Consequently the low-lying building has old carved wooden doors and windows from Gujarat and Rajasthan. central courtyards having champa trees, tulsi shrines and a monumental temple-car coexist in this “modern” building not as revivalist ethnic chic exercise, but as a contemporary juxtaposition of past traditions in a modern building meant for a modern Indian Crafts Museum.

The museum’s collection, built over a period of thirty years, comprises bronze images; lamps and incense burners: ritual accessories: utensils and other items of everyday use: wood and stone carvings; papier mache; ivories, dolls, toys, puppets and masks; jewellery; decorative metal ware including bidri work; paintings; terracotta; cane and bamboo work and a large number of textiles, from different regions of India. Galleries of folk and tribal arts and crafts, aristocratic objects, and that of traditional Indian textiles, display selected objects within these categories which are unavoidably overlapping as the culture itself. Moreover, there is a “Visual Store’ for reference, comprising about 15.000 objects which can be used by scholars, designers, craftsmen and interested public for study and research. While brief captions provide basic information about the displayed objects, for further information the Museum’s catalogue could be consulted.

The Crafts Museum Shop on the premises sells books, picture-postcards and a whole range of exquisite contemporary handicrafts. The objective of the shop is to sell original creations” the finest Indian crafts persons and not to market mechanically replicated souvenir.

The Museum’s Village Complex is a remnant of a temporary exhibition on the theme of rural India. Spread over an area of about four acres, the Village Complex comprises 15 structures representing village dwellings, courtyards and shrines from Arunachal Pradesh, Himachal Pradesh, Madhya Pradesh, Gujarat, Rajasthan, West Bengal, Tamil Nadu, Orissa and the Andaman 8t Nicobar Islands.

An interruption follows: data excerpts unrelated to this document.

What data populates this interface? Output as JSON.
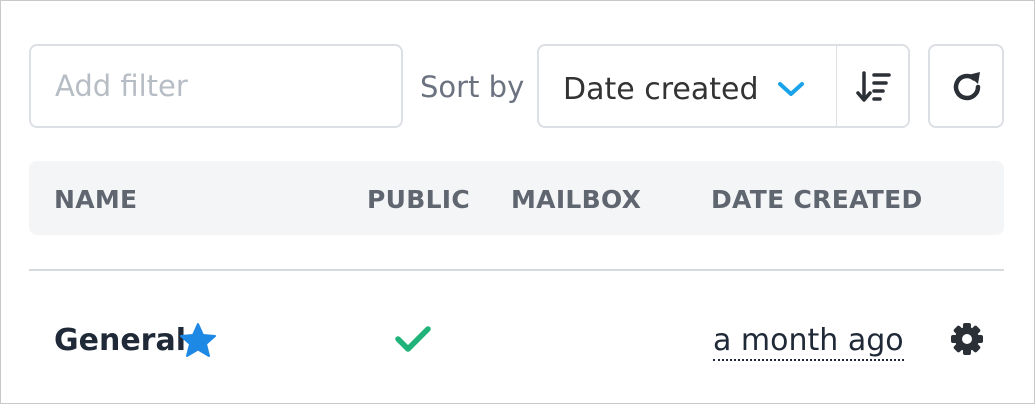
{
  "filter": {
    "placeholder": "Add filter",
    "value": ""
  },
  "sort": {
    "label": "Sort by",
    "selected": "Date created",
    "direction_icon": "sort-descending-icon",
    "chevron_icon": "chevron-down-icon"
  },
  "refresh_icon": "refresh-icon",
  "table": {
    "columns": [
      "NAME",
      "PUBLIC",
      "MAILBOX",
      "DATE CREATED"
    ],
    "rows": [
      {
        "name": "General",
        "starred": true,
        "public": true,
        "mailbox": "",
        "date_created": "a month ago"
      }
    ]
  },
  "colors": {
    "accent_blue": "#1e88e5",
    "chevron_blue": "#1aa3e8",
    "check_green": "#1fb37a",
    "header_bg": "#f4f5f7",
    "header_text": "#5f6670"
  }
}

All the huts, courtyards and shrines are built in facsimile with regional construction material and by the respective village masons, artisans, thatcher’s and carpenters. In every hut and courtyard, items of day-to-day life are displayed.

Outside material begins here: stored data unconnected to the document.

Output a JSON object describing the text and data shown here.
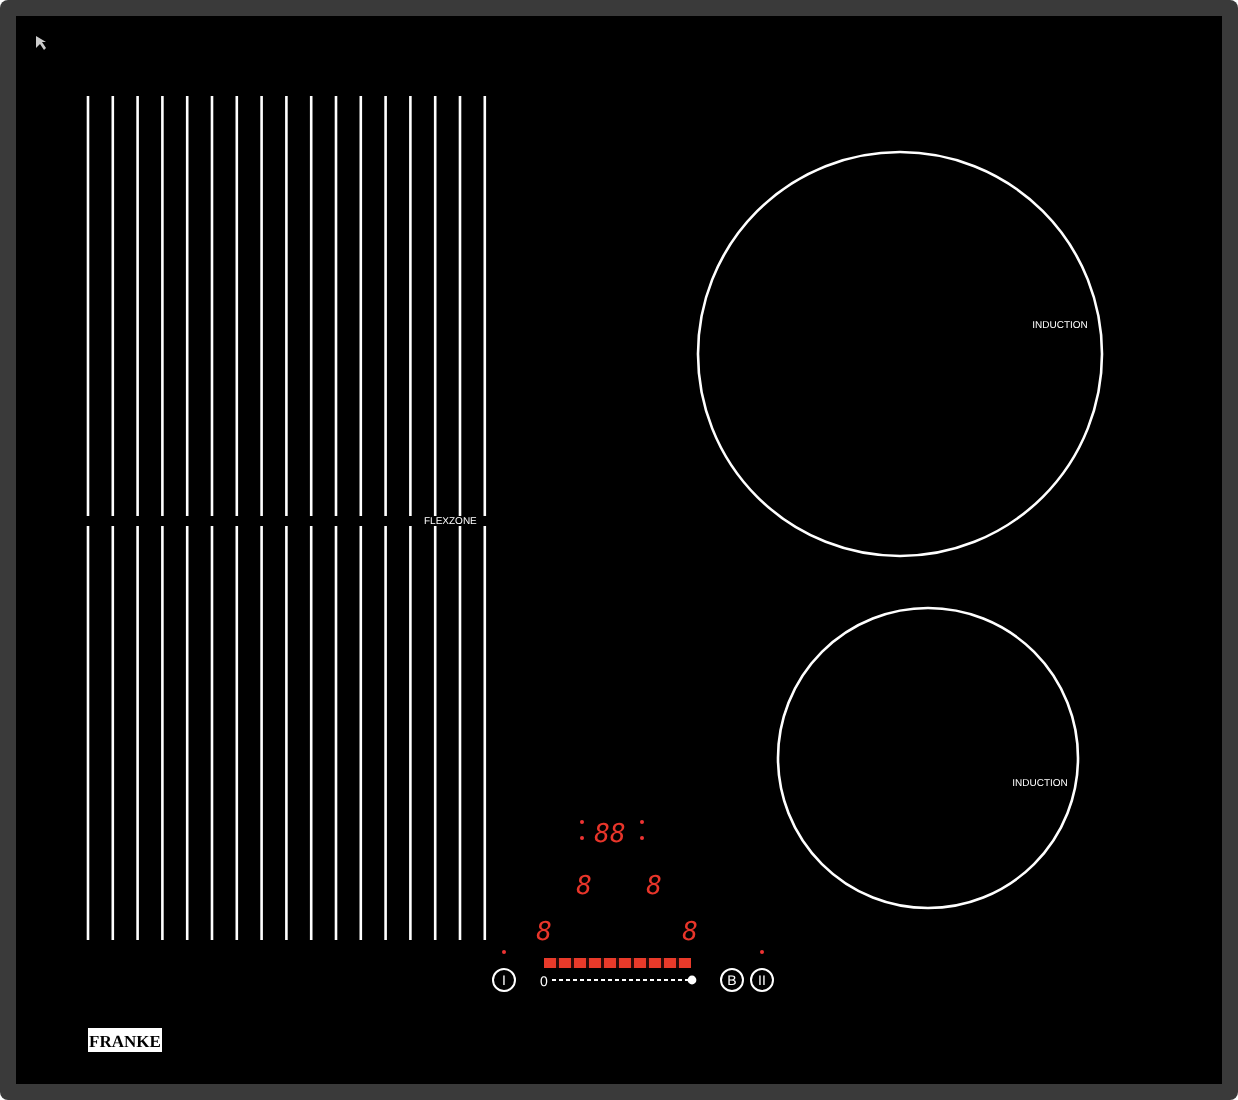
{
  "zones": [
    {
      "kind": "flex",
      "label": "FLEXZONE"
    },
    {
      "kind": "round",
      "label": "INDUCTION"
    },
    {
      "kind": "round",
      "label": "INDUCTION"
    }
  ],
  "display": {
    "timer": "88",
    "zone_digits": [
      "8",
      "8",
      "8",
      "8"
    ]
  },
  "power_bar": {
    "level": 1
  },
  "slider": {
    "start_label": "0",
    "level": 1
  },
  "buttons": [
    {
      "label": "I"
    },
    {
      "label": "B"
    },
    {
      "label": "II"
    }
  ],
  "brand": "FRANKE"
}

Many a bare wall of the museum has provided a magnificent ‘canvas’ for visiting tribal and rural artists who have done paintings on them either by confining to their own inherited visual vocabulary or by introducing new creative experiments.

Every year ‘Creativity Workshop’ is organized to provide artisans from different countries a platform to demonstrate their craft and find new market opportunities. By an informal estimate, there are more than 30 million weavers, crafts persons and folk artists living in India who possess inherited skills and by which they earn their livelihood. In this programme, the museum invites about 50 crafts persons from all over the country to be in residence. The programme has proved to be extremely popular with school children, art students, artists, designers, the craft trade and the art loving public from all over the world.